How long this has been the case is beyond my knowledge, and I wish I had the time and opportunity to research it further. But the ubiquitous presence of peer-to-peer communications (and their inevitable censorship by the state) is telling, and I find myself wondering if perhaps the talk about democracy being a viral concept has some weight to it after all. Have services like Twitter and Facebook simply given a voice to those already opposed to the incumbent Iranian government? Or have they acted as a catalyst, enabling a population whose access to information and discussion was previously more closely controlled to see that there are alternatives within their grasp?

These aren’t questions with simple answers, of course, and there are many other factors at play in a world where everything is changing faster than ever before. But I think it’s fair to suggest that the internet is one of the strongest disruptive forces on the gameboard, especially in countries where state control of media has been far more crude and heavy-handed than here in the privileged West.

I fully expect we’ll be seeing a lot more stories like this from developing nations in years to come, as affordable communications technology pulls aside the heavy curtains of the state… it’s good news for oppressed citizens, certainly (at least in the short run), but for global stability? Maybe not so much.

2 thoughts on “The Iranian elections: is democracy viral?”

  1. Paul,

    I strongly recommend that you go to the following website: http://www.fivethirtyeight.com/

    Nate Silver is one of the figures who came out of last year’s elections as a genuine force in political analysis. He is a trained statistician and has used that training in analyzing elections and polling. He does not hesitate in questioning pollsters’ methodology and analysis.
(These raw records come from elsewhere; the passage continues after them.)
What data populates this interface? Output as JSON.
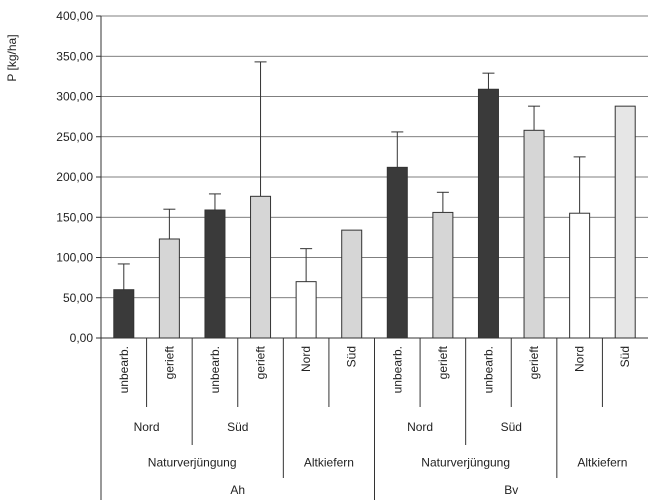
{
  "chart_data": {
    "type": "bar",
    "ylabel": "P [kg/ha]",
    "ylim": [
      0,
      400
    ],
    "yticks": [
      "0,00",
      "50,00",
      "100,00",
      "150,00",
      "200,00",
      "250,00",
      "300,00",
      "350,00",
      "400,00"
    ],
    "grid": true,
    "categories": [
      "unbearb.",
      "gerieft",
      "unbearb.",
      "gerieft",
      "Nord",
      "Süd",
      "unbearb.",
      "gerieft",
      "unbearb.",
      "gerieft",
      "Nord",
      "Süd"
    ],
    "values": [
      60,
      123,
      159,
      176,
      70,
      134,
      212,
      156,
      309,
      258,
      155,
      288
    ],
    "error_upper": [
      92,
      160,
      179,
      343,
      111,
      134,
      256,
      181,
      329,
      288,
      225,
      288
    ],
    "colors": [
      "#3a3a3a",
      "#d6d6d6",
      "#3a3a3a",
      "#d6d6d6",
      "#ffffff",
      "#d6d6d6",
      "#3a3a3a",
      "#d6d6d6",
      "#3a3a3a",
      "#d6d6d6",
      "#ffffff",
      "#e6e6e6"
    ],
    "groups_level2": [
      {
        "label": "Nord",
        "span": 2
      },
      {
        "label": "Süd",
        "span": 2
      },
      {
        "label": "",
        "span": 2
      },
      {
        "label": "Nord",
        "span": 2
      },
      {
        "label": "Süd",
        "span": 2
      },
      {
        "label": "",
        "span": 2
      }
    ],
    "groups_level3": [
      {
        "label": "Naturverjüngung",
        "span": 4
      },
      {
        "label": "Altkiefern",
        "span": 2
      },
      {
        "label": "Naturverjüngung",
        "span": 4
      },
      {
        "label": "Altkiefern",
        "span": 2
      }
    ],
    "groups_level4": [
      {
        "label": "Ah",
        "span": 6
      },
      {
        "label": "Bv",
        "span": 6
      }
    ]
  }
}
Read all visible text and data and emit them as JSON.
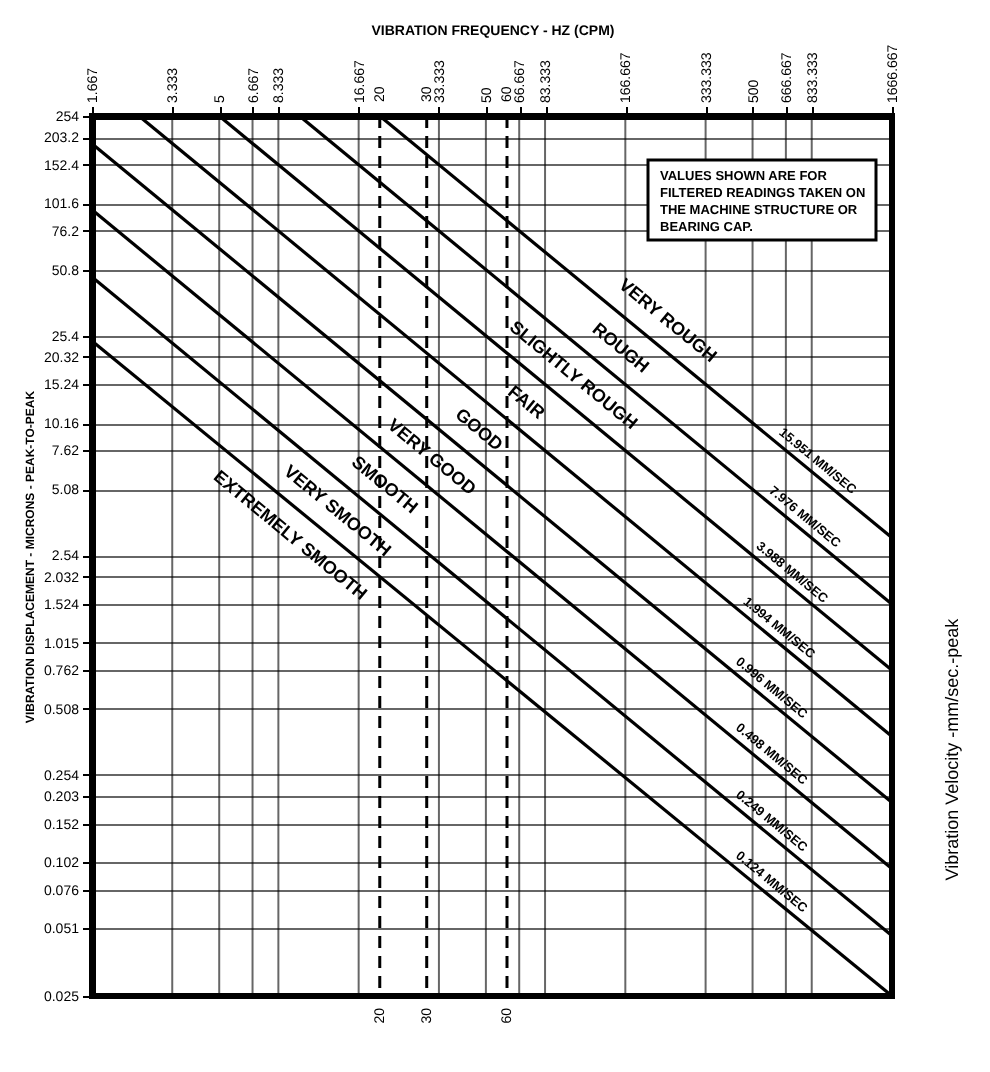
{
  "chart_data": {
    "type": "line",
    "xlabel": "VIBRATION FREQUENCY - HZ (CPM)",
    "ylabel": "VIBRATION DISPLACEMENT - MICRONS - PEAK-TO-PEAK",
    "log": "xy",
    "xlim": [
      1.667,
      1666.667
    ],
    "xticks": [
      1.667,
      3.333,
      5,
      6.667,
      8.333,
      16.667,
      33.333,
      50,
      66.667,
      83.333,
      166.667,
      333.333,
      500,
      666.667,
      833.333,
      1666.667
    ],
    "ylim": [
      0.025,
      254
    ],
    "yticks": [
      254,
      203.2,
      152.4,
      101.6,
      76.2,
      50.8,
      25.4,
      20.32,
      15.24,
      10.16,
      7.62,
      5.08,
      2.54,
      2.032,
      1.524,
      1.015,
      0.762,
      0.508,
      0.254,
      0.203,
      0.152,
      0.102,
      0.076,
      0.051,
      0.025
    ],
    "grid": true,
    "series": [
      {
        "name": "15.951 MM/SEC",
        "color": "#000000",
        "x": [
          20,
          1666.667
        ],
        "values": [
          254,
          3.05
        ]
      },
      {
        "name": "7.976 MM/SEC",
        "color": "#000000",
        "x": [
          10,
          1666.667
        ],
        "values": [
          254,
          1.52
        ]
      },
      {
        "name": "3.988 MM/SEC",
        "color": "#000000",
        "x": [
          5,
          1666.667
        ],
        "values": [
          254,
          0.76
        ]
      },
      {
        "name": "1.994 MM/SEC",
        "color": "#000000",
        "x": [
          2.5,
          1666.667
        ],
        "values": [
          254,
          0.38
        ]
      },
      {
        "name": "0.996 MM/SEC",
        "color": "#000000",
        "x": [
          1.667,
          1666.667
        ],
        "values": [
          190,
          0.19
        ]
      },
      {
        "name": "0.498 MM/SEC",
        "color": "#000000",
        "x": [
          1.667,
          1666.667
        ],
        "values": [
          95,
          0.095
        ]
      },
      {
        "name": "0.249 MM/SEC",
        "color": "#000000",
        "x": [
          1.667,
          1666.667
        ],
        "values": [
          47,
          0.047
        ]
      },
      {
        "name": "0.124 MM/SEC",
        "color": "#000000",
        "x": [
          1.667,
          1666.667
        ],
        "values": [
          24,
          0.025
        ]
      }
    ],
    "ref_lines": [
      {
        "axis": "x",
        "value": 20,
        "label": "20",
        "line_style": "dashed"
      },
      {
        "axis": "x",
        "value": 30,
        "label": "30",
        "line_style": "dashed"
      },
      {
        "axis": "x",
        "value": 60,
        "label": "60",
        "line_style": "dashed"
      }
    ],
    "annotations": [
      "VALUES SHOWN ARE FOR\nFILTERED READINGS TAKEN ON\nTHE MACHINE STRUCTURE OR\nBEARING CAP.",
      "Vibration Velocity -mm/sec.-peak",
      "VERY ROUGH",
      "ROUGH",
      "SLIGHTLY ROUGH",
      "FAIR",
      "GOOD",
      "VERY GOOD",
      "SMOOTH",
      "VERY SMOOTH",
      "EXTREMELY SMOOTH"
    ]
  }
}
    He and others have tended to believe the results of the Iranian elections, if not the actual vote.

    The Iranian election once again demonstrates how prone we all are to seeing what we want to see. We forget that Tehran’s population is urban, educated and bourgeois (in the best sense of that word). It is not necessarily representative of the population of the country. Ahmedinajad’s popularity has always been in the poorer precincts of Tehran and in the countryside.

    Finally, Tienanmen Square more than adequately demonstrated that if a government is will to use excessive violence to enforce its will, it will usually win. The Burmese generals demonstrated it again, to the point of starving and isolating their own people after one of the worst national disasters in that country’s history.

    Oh, and with Iran, you tie in religious fanaticism with state power. A truly evil combination which enables the forces of the state to view any opposition to that government as apostasy.